Stockard Channing’s name on the bill is reason enough to go to the theatre. Since her stand-out performance in Grease she’s clearly been a force to be reckoned with. Her latest role as political activist, matriarch and academic Kristin in Alexi Kaye Campbell’s Apologia plays to what we think we know of her, even if that is based solely on her portrayal of Rizzo. Kristin is strong-willed, supremely confident in her own insights and always ready to speak her mind.

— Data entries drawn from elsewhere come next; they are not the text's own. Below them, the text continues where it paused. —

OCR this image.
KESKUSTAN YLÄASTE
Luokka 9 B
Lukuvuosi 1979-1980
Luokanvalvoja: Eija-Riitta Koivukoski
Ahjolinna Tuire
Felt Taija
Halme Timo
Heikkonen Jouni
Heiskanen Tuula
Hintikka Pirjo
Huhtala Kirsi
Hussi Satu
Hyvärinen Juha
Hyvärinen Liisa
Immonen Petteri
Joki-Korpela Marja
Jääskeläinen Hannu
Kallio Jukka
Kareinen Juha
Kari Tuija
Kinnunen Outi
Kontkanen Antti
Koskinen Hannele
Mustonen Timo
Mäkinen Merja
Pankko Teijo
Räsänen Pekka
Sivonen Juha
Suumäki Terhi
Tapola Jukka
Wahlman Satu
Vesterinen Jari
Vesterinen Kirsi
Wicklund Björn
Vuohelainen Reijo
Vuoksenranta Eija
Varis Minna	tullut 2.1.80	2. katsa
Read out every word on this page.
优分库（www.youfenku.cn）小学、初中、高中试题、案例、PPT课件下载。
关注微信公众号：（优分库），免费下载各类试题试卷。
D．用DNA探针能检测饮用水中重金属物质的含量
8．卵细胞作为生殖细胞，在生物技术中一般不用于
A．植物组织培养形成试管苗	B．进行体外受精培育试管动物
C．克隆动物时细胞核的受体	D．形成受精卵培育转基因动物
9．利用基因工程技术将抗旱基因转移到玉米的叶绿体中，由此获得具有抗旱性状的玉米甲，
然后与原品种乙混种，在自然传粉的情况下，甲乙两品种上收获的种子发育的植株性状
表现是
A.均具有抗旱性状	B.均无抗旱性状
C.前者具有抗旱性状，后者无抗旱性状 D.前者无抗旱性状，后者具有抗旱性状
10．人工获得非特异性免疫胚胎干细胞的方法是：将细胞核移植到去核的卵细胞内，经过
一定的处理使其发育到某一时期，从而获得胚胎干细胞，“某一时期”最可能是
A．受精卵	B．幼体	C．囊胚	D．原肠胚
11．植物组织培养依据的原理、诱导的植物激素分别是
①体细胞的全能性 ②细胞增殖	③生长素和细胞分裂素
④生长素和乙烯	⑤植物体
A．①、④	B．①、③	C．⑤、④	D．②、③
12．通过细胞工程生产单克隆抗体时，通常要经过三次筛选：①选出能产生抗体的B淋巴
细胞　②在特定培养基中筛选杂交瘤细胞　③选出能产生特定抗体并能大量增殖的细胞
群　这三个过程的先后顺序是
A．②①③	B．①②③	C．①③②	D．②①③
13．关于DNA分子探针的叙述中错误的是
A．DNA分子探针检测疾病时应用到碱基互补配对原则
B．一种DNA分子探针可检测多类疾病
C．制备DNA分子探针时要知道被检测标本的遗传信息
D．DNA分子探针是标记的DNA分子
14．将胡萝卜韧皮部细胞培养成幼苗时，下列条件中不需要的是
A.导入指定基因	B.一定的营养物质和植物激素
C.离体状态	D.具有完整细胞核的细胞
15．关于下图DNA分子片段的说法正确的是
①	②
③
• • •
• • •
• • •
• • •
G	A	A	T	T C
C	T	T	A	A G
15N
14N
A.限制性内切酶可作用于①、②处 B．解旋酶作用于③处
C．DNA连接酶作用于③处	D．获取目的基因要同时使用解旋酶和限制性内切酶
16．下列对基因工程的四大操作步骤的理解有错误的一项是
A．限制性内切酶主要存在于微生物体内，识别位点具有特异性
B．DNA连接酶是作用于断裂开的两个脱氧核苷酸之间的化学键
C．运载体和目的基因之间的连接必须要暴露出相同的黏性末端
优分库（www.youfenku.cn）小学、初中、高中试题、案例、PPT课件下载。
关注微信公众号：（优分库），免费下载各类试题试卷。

On the face of it a play set at a middle class dinner party (albeit taking place in the presence of the kitchen sink) discussing political activism and art may be seem a little too focused on the problems of the liberal elite. We are all invited to laugh with Kristin as she witheringly puts down some easy targets – in turn her banker son, his too-keen-to-please American girlfriend, and her other son’s apparently shallow soap actress girlfriend. But we discover as the evening progresses that Kristin’s hard-as-nails approach to life is protecting her from an unpalatable memory of how she lost her sons when they were young.
We view this as a painting, the intricately designed and dressed kitchen (set design by Soutra Gilmour) being set in a giant rectangular picture frame. Nearly all the lines of the set are straight. It’s a series of rectangles – the chairs, the table, windows – even the floor tiles. And the table is positioned across the stage so we view it as we view Leonardo’s Last Supper – surely a deliberately ironic dig at Kristen’s defiantly anti-Christian views.
There are plenty of un-forced laughs throughout the piece and Channing knows exactly how to play her lines, looks and moves to make the most of every opportunity. But this is truly an ensemble effort with robust, convincing and detailed performances across the board. Laura Carmichael quickly dispels all memories of her Downton history as an American born-again Christian; Joseph Millson plays both of Kristen’s sons and brings such clarity and distinction to each that only a glance at the programme reveals it’s the same actor; Freema Agyeman has a ball in her first stage role as a soap star trying (and succeeding) to convince herself of the value of her work; and Desmond Barrit as camp neighbour Hugh revels in the many comic lines his part offers, but never at the expense of conveying the honesty and warmth of his character.
Apologia is at the Trafalgar Studios until 18 November 2017.